1. 多くの企業が直面する「戦略と実行のギャップ」の壁

近年、多くのクライアント企業の宣伝・マーケティング・情報システム部門・事業部・経営企画担当者様とお話しする中で、「戦略と実行のギャップ」に関する切実な課題を頻繁に耳にするようになりました。
外部の専門家を交えて大規模なプロジェクトを立ち上げ、綿密な戦略やロードマップを策定し、最新のSaaSツールやデータ基盤を導入する。しかし、実際の運用段階に入ると、現場の既存業務フローとのすり合わせが難航し、マーケティング施策へとスムーズに連携できないケースが少なくありません。結果として、顧客体験の向上や、売上増加、顧客獲得コスト(CAC)の削減といった、本来目指していた具体的なビジネス成果に結びつけることに難しさを感じているのが現状です。

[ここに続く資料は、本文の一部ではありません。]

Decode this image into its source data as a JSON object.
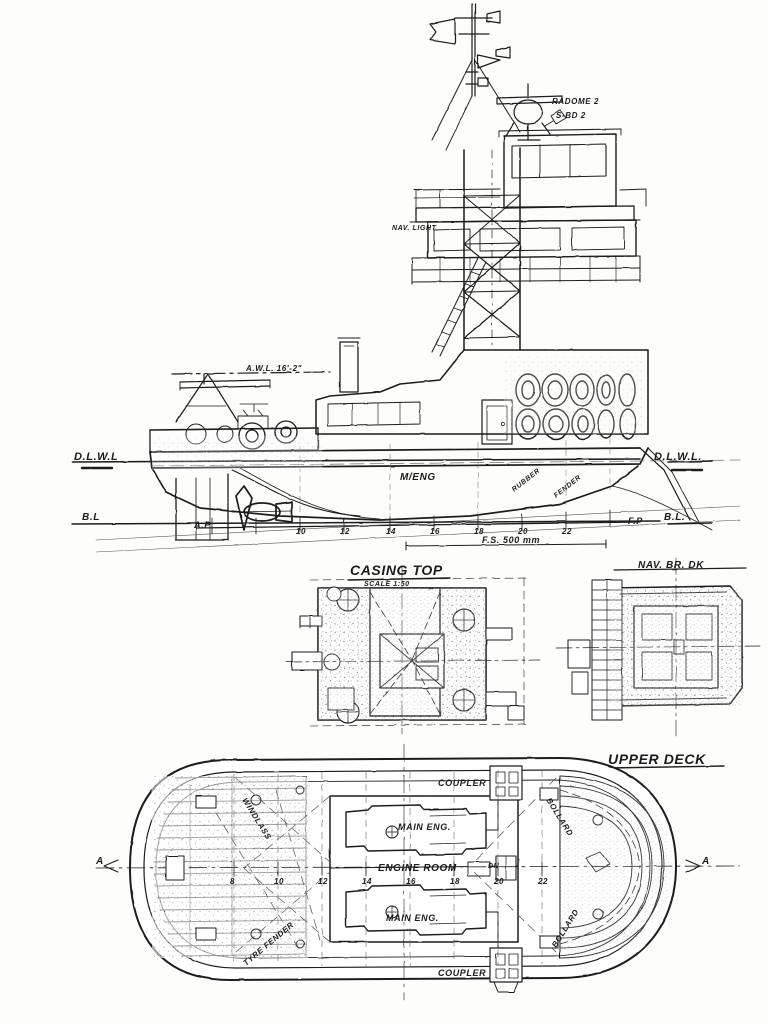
{
  "drawing": {
    "type": "naval-architecture-general-arrangement",
    "subject": "Harbour tug boat",
    "sheet_background": "#fdfdfc",
    "ink_color": "#1d1d1d"
  },
  "views": {
    "profile": {
      "title": "",
      "labels": {
        "dlwl_left": "D.L.W.L",
        "dlwl_right": "D.L.W.L.",
        "bl_left": "B.L",
        "bl_right": "B.L.",
        "midship_engine": "M/ENG",
        "frame_spacing": "F.S. 500 mm",
        "aft_perpendicular": "A.P",
        "fore_perpendicular": "F.P",
        "waterline_note": "A.W.L. 16'-2\"",
        "radar_note_1": "RADOME 2",
        "radar_note_2": "S-BD 2",
        "nav_note": "NAV. LIGHT",
        "fender_note_1": "RUBBER",
        "fender_note_2": "FENDER"
      },
      "station_numbers": [
        "10",
        "12",
        "14",
        "16",
        "18",
        "20",
        "22"
      ]
    },
    "casing_top": {
      "title": "CASING TOP",
      "subtitle": "SCALE 1:50"
    },
    "nav_bridge_deck": {
      "title": "NAV. BR. DK"
    },
    "upper_deck": {
      "title": "UPPER DECK",
      "labels": {
        "coupler_forward": "COUPLER",
        "coupler_aft": "COUPLER",
        "main_engine_port": "MAIN ENG.",
        "main_engine_stbd": "MAIN ENG.",
        "engine_room": "ENGINE ROOM",
        "windlass": "WINDLASS",
        "bollard_fwd": "BOLLARD",
        "bollard_aft": "BOLLARD",
        "tyre_fender": "TYRE FENDER",
        "sounding_note": "DN"
      },
      "station_numbers": [
        "8",
        "10",
        "12",
        "14",
        "16",
        "18",
        "20",
        "22"
      ]
    }
  },
  "annotations": {
    "scale_note": "F.S. 500 mm",
    "section_marks": [
      "A",
      "A"
    ]
  }
}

この問題の根本的な原因は、戦略と実行の間に横たわる「実行格差(Execution Gap)」にあります。戦略や業務を描くコンサルタント、システムを構築するITベンダー、そして実際に日々の施策を運用する現場のマーケターや営業が、それぞれ分断された状態で動いているためです。システムとしての正しさや業務の効率化ばかりが先行し、「生活者の心を動かし、ビジネスを成長させる」という本来の目的が置き去りになってしまっているのです。我々は、この状況を根本から打破しなければ、真の事業グロースは成し得ないと考えています。